In his senior year of college, Erasmus James is terrorizing quarterbacks as an All-American defensive end at Wisconsin, but he didn't pick up the game until after moving from New York to Pembroke Pines, Fla.

That's where a high school coach finally persuaded James to give football a try.

"He said, 'You'd make a great defensive end,' so I came out, and he put me down in that stance and I've loved it ever since," James said.

He made 53 tackles that first season, including 14 sacks, and was named second-team All-Broward County. If he hadn't been the high school teammate of FSU cornerback Bryant McFadden, James' football career might have ended there.

McFadden was one of the state's most highly recruited athletes, and several schools who came to see him decided James might be worth a late scholarship. Miami coach Butch Davis made an in-home visit, and North Carolina State showed some interest. But once James made a trip to Madison, Wis., his recruitment was over.

"I fell in love with the school and the football program," he said. James and the Badgers (9-2) face Georgia (9-2) in the Outback Bowl on New Year's Day.

James redshirted his first season at Wisconsin, then started one game as a freshman and 13 as a sophomore. He was poised for a breakout year when he dislocated his hip early in the 2003 preseason during a non-contact drill.

"It was a fluke injury," Wisconsin coach Barry Alvarez said. "I saw him fall down, and it didn't look very serious."

It was, though.

"For a while, it looked like his career might be over," Alvarez said.

James basically gave up on the sport when he was unable to return for the Badgers' fourth game of the 2003 season, as the team's doctors had originally projected. It wasn't until March, when he returned to his home and visited with a doctor for the NFL's New York Giants, that he thought he might get back on the field again.

"He gave me the confidence to go back and work," James said.
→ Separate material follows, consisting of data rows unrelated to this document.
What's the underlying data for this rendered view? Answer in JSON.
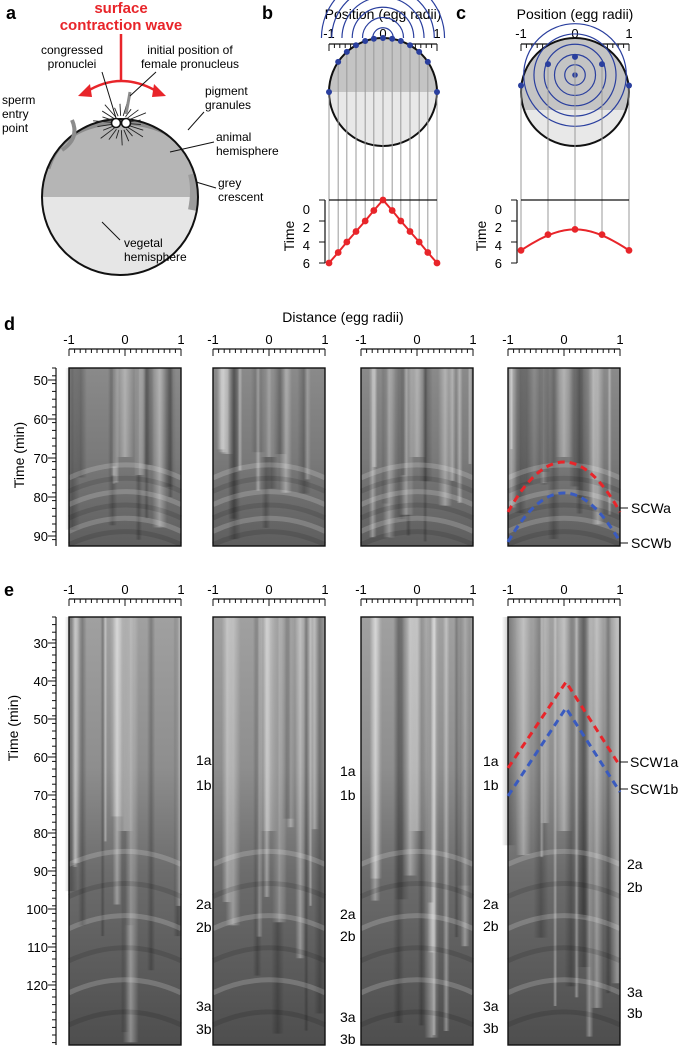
{
  "panel_a": {
    "letter": "a",
    "title_line1": "surface",
    "title_line2": "contraction wave",
    "label_congressed_1": "congressed",
    "label_congressed_2": "pronuclei",
    "label_initial_1": "initial position of",
    "label_initial_2": "female pronucleus",
    "label_sperm_1": "sperm",
    "label_sperm_2": "entry",
    "label_sperm_3": "point",
    "label_pigment_1": "pigment",
    "label_pigment_2": "granules",
    "label_animal_1": "animal",
    "label_animal_2": "hemisphere",
    "label_grey_1": "grey",
    "label_grey_2": "crescent",
    "label_vegetal_1": "vegetal",
    "label_vegetal_2": "hemisphere",
    "colors": {
      "red": "#e8252a",
      "grey_dark": "#8c8c8c",
      "grey_mid": "#b5b5b5",
      "grey_light": "#e6e6e6"
    }
  },
  "panel_b": {
    "letter": "b",
    "xlabel": "Position (egg radii)",
    "ylabel": "Time",
    "xticks": [
      "-1",
      "0",
      "1"
    ],
    "yticks": [
      "0",
      "2",
      "4",
      "6"
    ]
  },
  "panel_c": {
    "letter": "c",
    "xlabel": "Position (egg radii)",
    "ylabel": "Time",
    "xticks": [
      "-1",
      "0",
      "1"
    ],
    "yticks": [
      "0",
      "2",
      "4",
      "6"
    ]
  },
  "panel_d": {
    "letter": "d",
    "xlabel": "Distance (egg radii)",
    "ylabel": "Time (min)",
    "xticks": [
      "-1",
      "0",
      "1"
    ],
    "yticks": [
      "50",
      "60",
      "70",
      "80",
      "90"
    ],
    "wave_labels": [
      "SCWa",
      "SCWb"
    ]
  },
  "panel_e": {
    "letter": "e",
    "ylabel": "Time (min)",
    "xticks": [
      "-1",
      "0",
      "1"
    ],
    "yticks": [
      "30",
      "40",
      "50",
      "60",
      "70",
      "80",
      "90",
      "100",
      "110",
      "120"
    ],
    "col1_labels": [
      "1a",
      "1b",
      "2a",
      "2b",
      "3a",
      "3b"
    ],
    "col2_labels": [
      "1a",
      "1b",
      "2a",
      "2b",
      "3a",
      "3b"
    ],
    "col3_labels": [
      "1a",
      "1b",
      "2a",
      "2b",
      "3a",
      "3b"
    ],
    "col4_labels": [
      "SCW1a",
      "SCW1b",
      "2a",
      "2b",
      "3a",
      "3b"
    ]
  },
  "chart_data": [
    {
      "type": "line",
      "panel": "b",
      "xlabel": "Position (egg radii)",
      "ylabel": "Time",
      "xlim": [
        -1,
        1
      ],
      "ylim": [
        0,
        6
      ],
      "series": [
        {
          "x": [
            -1,
            -0.83,
            -0.67,
            -0.5,
            -0.33,
            -0.17,
            0,
            0.17,
            0.33,
            0.5,
            0.67,
            0.83,
            1
          ],
          "y": [
            6,
            5,
            4,
            3,
            2,
            1,
            0,
            1,
            2,
            3,
            4,
            5,
            6
          ]
        }
      ]
    },
    {
      "type": "line",
      "panel": "c",
      "xlabel": "Position (egg radii)",
      "ylabel": "Time",
      "xlim": [
        -1,
        1
      ],
      "ylim": [
        0,
        6
      ],
      "series": [
        {
          "x": [
            -1,
            -0.5,
            0,
            0.5,
            1
          ],
          "y": [
            4.8,
            3.3,
            2.8,
            3.3,
            4.8
          ]
        }
      ]
    }
  ]
}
He took to his rehabilitation and the weight room with zeal and added more than 20 pounds to an already fast body.

"I think what it did for him was make him really appreciate football a little more, and what he had missed," Alvarez said. "We knew he was going to be special going into the year."

Despite playing the final five games of the season on a tender ankle, James recorded eight sacks and 11.5 tackles for loss and was named the Big Ten Defensive Player of the Year this season.

"Whenever Erasmus is in the game, you know you're going to get pressure," Wisconsin defensive back Jim Leonhard said. "As a secondary, you have to understand the ball might be coming out a little quicker." Only two of the Bulldogs have any familiarity with James. Coach Mark Richt and defensive end David Pollack met him recently on the national awards circuit.

"I didn't really want to like him, but I did like him as a person," Richt said. "He's a great guy."

James and Pollack provide very similar problems for an opponent, Richt said.

"(James) gets off the ball faster than anyone else, he jumps over people, can play the run extremely well and has that high energy level," he said, "so that's going to be quite a challenge for us."